I entered “angsten” in the google machine translator, German to English, and it translated it to English as “fears”.

Never trust a machine translation this way. In this case it delivered only the nearest approximation, as “angsten” could be interpreted as “Ängsten”, which is a variant of the plural of “Angst”, the dative form to be precise.

ETA: if you switch the direction in google translator, it gives “Ängste” as correct translation of “fears”.

Ok, further reflections on the countability of emotion nouns in general:

First of all, I’m calling “phooey” on dtilque’s claim that these can be plural except in unusual or convoluted sentences:
dread, optimism, happiness, boredom, guilt, despair, serenity, confidence, anger
I feel dreads about x, y & z
etc.

It seems to me that the general rule is that most emotion or state-of-mind nouns are uncountable.
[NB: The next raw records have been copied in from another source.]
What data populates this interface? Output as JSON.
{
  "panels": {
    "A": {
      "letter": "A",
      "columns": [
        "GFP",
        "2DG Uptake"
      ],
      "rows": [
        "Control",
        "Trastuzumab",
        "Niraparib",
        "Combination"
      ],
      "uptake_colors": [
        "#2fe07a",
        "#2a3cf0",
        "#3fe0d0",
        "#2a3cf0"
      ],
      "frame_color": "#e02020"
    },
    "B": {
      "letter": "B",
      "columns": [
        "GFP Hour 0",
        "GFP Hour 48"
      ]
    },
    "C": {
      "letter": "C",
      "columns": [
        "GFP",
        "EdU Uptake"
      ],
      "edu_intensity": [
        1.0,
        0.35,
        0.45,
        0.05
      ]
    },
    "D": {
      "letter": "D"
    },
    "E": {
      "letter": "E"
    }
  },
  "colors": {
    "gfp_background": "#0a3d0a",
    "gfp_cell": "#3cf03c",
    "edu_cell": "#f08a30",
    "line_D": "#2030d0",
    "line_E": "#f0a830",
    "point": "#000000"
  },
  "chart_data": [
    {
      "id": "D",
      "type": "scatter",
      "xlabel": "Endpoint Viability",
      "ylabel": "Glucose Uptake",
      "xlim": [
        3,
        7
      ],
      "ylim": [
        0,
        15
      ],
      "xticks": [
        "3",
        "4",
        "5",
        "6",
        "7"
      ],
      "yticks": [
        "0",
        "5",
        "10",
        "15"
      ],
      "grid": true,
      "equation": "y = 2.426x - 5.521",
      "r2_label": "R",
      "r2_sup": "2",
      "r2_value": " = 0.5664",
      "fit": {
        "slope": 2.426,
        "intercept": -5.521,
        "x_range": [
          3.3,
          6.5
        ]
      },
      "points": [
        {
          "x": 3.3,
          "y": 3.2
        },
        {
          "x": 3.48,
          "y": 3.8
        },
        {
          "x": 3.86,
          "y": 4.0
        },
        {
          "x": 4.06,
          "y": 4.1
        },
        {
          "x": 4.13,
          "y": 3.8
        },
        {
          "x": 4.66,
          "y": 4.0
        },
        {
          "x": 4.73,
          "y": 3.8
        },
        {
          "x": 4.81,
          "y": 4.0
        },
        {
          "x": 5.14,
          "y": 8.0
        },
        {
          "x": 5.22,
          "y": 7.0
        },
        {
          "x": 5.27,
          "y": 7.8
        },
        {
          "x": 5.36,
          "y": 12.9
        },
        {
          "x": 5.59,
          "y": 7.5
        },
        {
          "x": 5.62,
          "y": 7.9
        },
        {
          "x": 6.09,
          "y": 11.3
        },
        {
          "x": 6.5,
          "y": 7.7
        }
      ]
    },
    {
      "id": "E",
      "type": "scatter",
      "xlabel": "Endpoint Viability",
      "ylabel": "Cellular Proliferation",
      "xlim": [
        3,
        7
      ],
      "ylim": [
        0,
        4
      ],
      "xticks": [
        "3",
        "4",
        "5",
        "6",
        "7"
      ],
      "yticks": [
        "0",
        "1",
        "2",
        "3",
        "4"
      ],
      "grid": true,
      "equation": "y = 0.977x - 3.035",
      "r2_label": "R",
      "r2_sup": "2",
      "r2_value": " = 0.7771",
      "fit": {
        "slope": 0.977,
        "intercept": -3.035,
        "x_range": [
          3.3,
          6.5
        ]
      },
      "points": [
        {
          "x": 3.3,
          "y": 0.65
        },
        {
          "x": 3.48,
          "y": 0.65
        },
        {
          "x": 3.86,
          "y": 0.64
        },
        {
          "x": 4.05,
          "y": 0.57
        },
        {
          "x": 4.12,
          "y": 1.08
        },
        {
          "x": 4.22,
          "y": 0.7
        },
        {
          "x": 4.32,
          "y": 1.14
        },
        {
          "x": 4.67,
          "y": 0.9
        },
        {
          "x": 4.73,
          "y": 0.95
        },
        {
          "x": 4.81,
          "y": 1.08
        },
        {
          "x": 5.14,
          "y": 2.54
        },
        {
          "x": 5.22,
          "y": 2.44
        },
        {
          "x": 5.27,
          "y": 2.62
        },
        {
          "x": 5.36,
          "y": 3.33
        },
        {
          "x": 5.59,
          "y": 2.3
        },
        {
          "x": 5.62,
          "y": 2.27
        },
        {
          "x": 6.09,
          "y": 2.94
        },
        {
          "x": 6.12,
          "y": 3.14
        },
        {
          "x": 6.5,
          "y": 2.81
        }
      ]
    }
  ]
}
The question, then, is why the optionally-countable exceptions:
I feel anxiety/anxieties about x, y & z

I can’t find anything from Language Log or anywhere else that I usually look. So, my speculation is that it’s just a quirk deriving from the semantics, the type of emotion involved. When we talk about “dread” the state of mind itself is more the focus, and it’s generally similar whatever the cause; whereas anxiety can vary more, and the focus is more on the cause, different anxieties for the particular thing(s) that we are worried about.

That’s all I’ve got. I still can’t come up with any good examples of positive emotions that are countable, except the dubios “joys”.